6. Can I reduce HTTPS overhead without weakening security
Yes. Use current TLS versions, session resumption, efficient cipher suites such as AES GCM, and keep certificates on a content delivery network or edge proxy close to users. These steps keep strong security while trimming latency and CPU cost.
7. Why do my benchmarks show big overhead while case studies say it is tiny
Benchmarks with fast local links, caching, and warm sessions can make overhead look tiny. Your production may have higher latency links, heavier payloads, or fewer chances for reuse. Align your test setup with real traffic patterns before you compare your data to blog posts.
8. Does choosing AES 256 instead of AES 128 change overhead much
AES 256 is slower than AES 128 because it has more rounds and subkeys, but in many storage and network stacks the difference is small compared with IO and application costs. Some measurements place worst case slowdown at around forty percent in pure cipher tests, yet in real disk or network use the total gap is often smaller.
9. How do I include encryption overhead in capacity planning
Take your measured overhead numbers, add them as a percent margin on CPU and latency, and size your instances or pods for peak traffic with that margin included. Run both load and soak tests with TLS and disk encryption enabled so your autoscaling rules see realistic signals.
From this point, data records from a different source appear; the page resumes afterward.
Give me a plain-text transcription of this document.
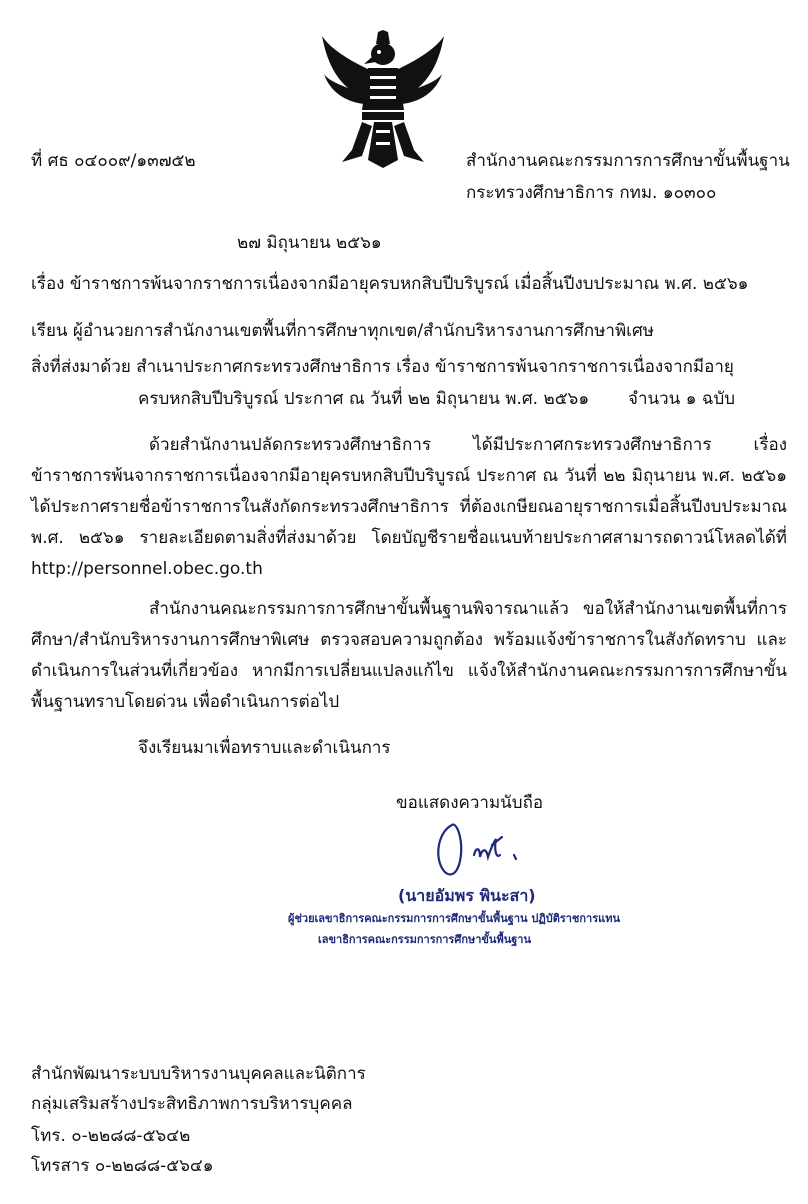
ที่ ศธ ๐๔๐๐๙/๑๓๗๕๒	สำนักงานคณะกรรมการการศึกษาขั้นพื้นฐาน
กระทรวงศึกษาธิการ กทม. ๑๐๓๐๐
๒๗ มิถุนายน ๒๕๖๑
เรื่อง ข้าราชการพ้นจากราชการเนื่องจากมีอายุครบหกสิบปีบริบูรณ์ เมื่อสิ้นปีงบประมาณ พ.ศ. ๒๕๖๑
เรียน ผู้อำนวยการสำนักงานเขตพื้นที่การศึกษาทุกเขต/สำนักบริหารงานการศึกษาพิเศษ
สิ่งที่ส่งมาด้วย สำเนาประกาศกระทรวงศึกษาธิการ เรื่อง ข้าราชการพ้นจากราชการเนื่องจากมีอายุ
ครบหกสิบปีบริบูรณ์ ประกาศ ณ วันที่ ๒๒ มิถุนายน พ.ศ. ๒๕๖๑ จำนวน ๑ ฉบับ
ด้วยสำนักงานปลัดกระทรวงศึกษาธิการ ได้มีประกาศกระทรวงศึกษาธิการ เรื่อง ข้าราชการพ้นจากราชการเนื่องจากมีอายุครบหกสิบปีบริบูรณ์ ประกาศ ณ วันที่ ๒๒ มิถุนายน พ.ศ. ๒๕๖๑ ได้ประกาศรายชื่อข้าราชการในสังกัดกระทรวงศึกษาธิการ ที่ต้องเกษียณอายุราชการเมื่อสิ้นปีงบประมาณ พ.ศ. ๒๕๖๑ รายละเอียดตามสิ่งที่ส่งมาด้วย โดยบัญชีรายชื่อแนบท้ายประกาศสามารถดาวน์โหลดได้ที่ http://personnel.obec.go.th
สำนักงานคณะกรรมการการศึกษาขั้นพื้นฐานพิจารณาแล้ว ขอให้สำนักงานเขตพื้นที่การศึกษา/สำนักบริหารงานการศึกษาพิเศษ ตรวจสอบความถูกต้อง พร้อมแจ้งข้าราชการในสังกัดทราบ และดำเนินการในส่วนที่เกี่ยวข้อง หากมีการเปลี่ยนแปลงแก้ไข แจ้งให้สำนักงานคณะกรรมการการศึกษาขั้นพื้นฐานทราบโดยด่วน เพื่อดำเนินการต่อไป
จึงเรียนมาเพื่อทราบและดำเนินการ
ขอแสดงความนับถือ
(นายอัมพร พินะสา)
ผู้ช่วยเลขาธิการคณะกรรมการการศึกษาขั้นพื้นฐาน ปฏิบัติราชการแทน
เลขาธิการคณะกรรมการการศึกษาขั้นพื้นฐาน
สำนักพัฒนาระบบบริหารงานบุคคลและนิติการ
กลุ่มเสริมสร้างประสิทธิภาพการบริหารบุคคล
โทร. ๐-๒๒๘๘-๕๖๔๒
โทรสาร ๐-๒๒๘๘-๕๖๔๑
10. Should I ever turn encryption off to save latency
For any system that handles user data across networks or stores sensitive content on disks, turning encryption off to shave a few milliseconds is rarely a good trade. In many setups the latency gain is tiny relative to the security risk, especially when hardware acceleration and modern protocols are in place. The better approach is to measure, tune, and add capacity where needed. (KeyCDN)
If you walk away with one habit, make it this one: always benchmark with encryption on, treat the overhead as a measurable signal, and tune based on real numbers instead of guesswork.